« Débâcle », c’est le mot qui a été prononcé pour qualifier le débat que les citoyens américains ont dû endurer. Un « shitshow », c’est-à-dire un « débat de merde ». Un commentateur indiquait en ce sens qu’il s’agissait du pire débat présidentiel jamais tenu.
De quoi ont débattu Trump et Biden ? De tout : on ne peut pas reprocher au journaliste de FoxNews, Chris Wallace, d’avoir éludé une seule des questions d’actualité. En guise de réponse, les candidats ont surtout jonglé pour ne pas prendre position avec en bonus, les insultes fréquentes de Donald Trump pour ponctuer les mensonges qu’il assène au public américain.
De son côté, Joseph Biden Jr, le candidat démocrate a endossé le costume du « modéré », faisant tout son possible pour prendre ses distances avec l’aile progressiste de son parti quand Trump qualifiait Sanders de « révolutionnaire d’extrême gauche ». Ce mot est pleinement devenu un mantra dans la rhétorique de Trump : « leftist », gauchiste. Par cette manœuvre, il cherche à amener à lui des « modérés » en saupoudrant ses arguments avec ce mot, dans un style qui n’a rien à envier à celui du Sénateur McCarthy du temps de sa campagne contre des intellectuels et artistes soupçonnés d’être communistes.
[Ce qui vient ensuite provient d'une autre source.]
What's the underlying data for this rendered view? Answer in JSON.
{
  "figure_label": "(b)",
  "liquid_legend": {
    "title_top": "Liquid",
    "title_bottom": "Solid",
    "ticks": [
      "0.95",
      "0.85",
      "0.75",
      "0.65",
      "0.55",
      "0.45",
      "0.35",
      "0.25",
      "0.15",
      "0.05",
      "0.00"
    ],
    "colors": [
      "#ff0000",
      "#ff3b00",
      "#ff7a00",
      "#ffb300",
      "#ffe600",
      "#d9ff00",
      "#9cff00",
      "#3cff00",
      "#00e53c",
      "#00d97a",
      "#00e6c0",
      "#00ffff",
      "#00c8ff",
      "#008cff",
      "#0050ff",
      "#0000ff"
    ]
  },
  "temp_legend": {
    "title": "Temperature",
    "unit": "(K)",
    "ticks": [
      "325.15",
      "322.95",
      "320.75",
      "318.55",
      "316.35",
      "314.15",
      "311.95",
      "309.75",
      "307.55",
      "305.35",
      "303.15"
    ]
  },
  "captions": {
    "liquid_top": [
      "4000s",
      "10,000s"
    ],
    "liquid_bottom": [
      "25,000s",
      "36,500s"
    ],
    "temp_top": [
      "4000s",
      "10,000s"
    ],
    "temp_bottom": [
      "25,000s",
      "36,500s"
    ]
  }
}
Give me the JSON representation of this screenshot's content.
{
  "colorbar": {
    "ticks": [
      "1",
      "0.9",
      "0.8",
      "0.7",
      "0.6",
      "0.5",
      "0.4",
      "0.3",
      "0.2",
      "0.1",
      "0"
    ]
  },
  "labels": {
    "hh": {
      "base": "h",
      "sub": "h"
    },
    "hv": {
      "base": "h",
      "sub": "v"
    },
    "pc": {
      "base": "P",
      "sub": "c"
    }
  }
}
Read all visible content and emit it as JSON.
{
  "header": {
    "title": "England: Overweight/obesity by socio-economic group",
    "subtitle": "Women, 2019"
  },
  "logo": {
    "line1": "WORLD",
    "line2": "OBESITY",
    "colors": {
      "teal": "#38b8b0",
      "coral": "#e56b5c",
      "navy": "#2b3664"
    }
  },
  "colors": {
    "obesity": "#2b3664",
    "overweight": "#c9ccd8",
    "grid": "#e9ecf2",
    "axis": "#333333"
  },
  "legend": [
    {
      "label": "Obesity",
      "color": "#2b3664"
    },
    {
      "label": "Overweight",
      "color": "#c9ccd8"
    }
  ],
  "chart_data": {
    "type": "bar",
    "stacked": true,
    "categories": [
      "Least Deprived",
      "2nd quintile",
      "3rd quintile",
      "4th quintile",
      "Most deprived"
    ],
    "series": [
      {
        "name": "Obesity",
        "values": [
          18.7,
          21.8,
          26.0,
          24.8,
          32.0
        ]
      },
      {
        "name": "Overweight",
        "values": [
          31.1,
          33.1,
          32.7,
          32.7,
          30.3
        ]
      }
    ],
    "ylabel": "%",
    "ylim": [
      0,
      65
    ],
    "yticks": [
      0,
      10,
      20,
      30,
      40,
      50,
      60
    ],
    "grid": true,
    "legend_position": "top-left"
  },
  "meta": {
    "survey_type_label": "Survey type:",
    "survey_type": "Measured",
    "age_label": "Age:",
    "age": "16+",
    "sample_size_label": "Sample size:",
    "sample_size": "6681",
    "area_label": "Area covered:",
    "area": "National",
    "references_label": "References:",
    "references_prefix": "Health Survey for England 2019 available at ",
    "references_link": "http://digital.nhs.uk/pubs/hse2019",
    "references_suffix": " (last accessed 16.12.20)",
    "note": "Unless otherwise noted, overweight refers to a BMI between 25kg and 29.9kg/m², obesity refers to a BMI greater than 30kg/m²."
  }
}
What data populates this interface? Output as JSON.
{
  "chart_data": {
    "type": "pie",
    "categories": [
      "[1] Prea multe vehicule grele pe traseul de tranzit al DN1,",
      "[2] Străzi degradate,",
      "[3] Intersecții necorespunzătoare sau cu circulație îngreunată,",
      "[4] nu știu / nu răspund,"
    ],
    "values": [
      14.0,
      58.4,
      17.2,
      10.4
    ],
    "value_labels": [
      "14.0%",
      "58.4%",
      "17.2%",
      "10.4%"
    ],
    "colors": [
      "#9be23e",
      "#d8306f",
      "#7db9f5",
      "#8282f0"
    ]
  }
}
Il faut dire que dire que face aux nombreuses manifestations contre les violences policières, Trump a choisi d’exacerber les tensions qui traversent le pays : pour lui les manifestants sont des « extremist leftists » (extrême gauche) qu’il oppose aux patriotes comme ce groupuscule suprémaciste « The Proud boys ».
Il s’agit là d’une stratégie de guerre civile. Les « Antifa » dont parle Trump pour qualifier les manifestants sont une création qui vise avant tout à légitimer la répression et les interventions musclées de groupes d’extrême droite qui surgissent dans des manifestations pacifiques avec une violence extrême.
Autre controverse qui a plané sur le débat télévisé : Trump déclare ouvertement son manque de confiance dans le système électoral (il exprime sa défiance vis-à-vis du vote par correspondance) et laisse planer le doute sur sa volonté à accepter le résultat s’il était battu. Une stratégie du parti Républicain, celle du « vote suppression » : tout faire pour que le moins possible de gens aillent voter dans un contexte où la crise du Covid va pousser beaucoup d’Américains à voter par correspondance. Aux dernières élections, 30 millions de personnes avaient choisi cette forme de vote. On peut s’attendre à un nombre très supérieur en novembre. En créant un doute sur ce mode de scrutin, Trump se prépare à des arguments en cas de défaite.
Ce premier débat n’a fait que confirmer la situation. Un Donald Trump qui n’est concerné que par sa personne, et un Joseph Biden Jr. dont on ne peut espérer que « le moins pire ». La démocratie est la grande perdante de cette campagne et c’est peut-être elle qui est en danger à l’issue de cette élection présidentielle.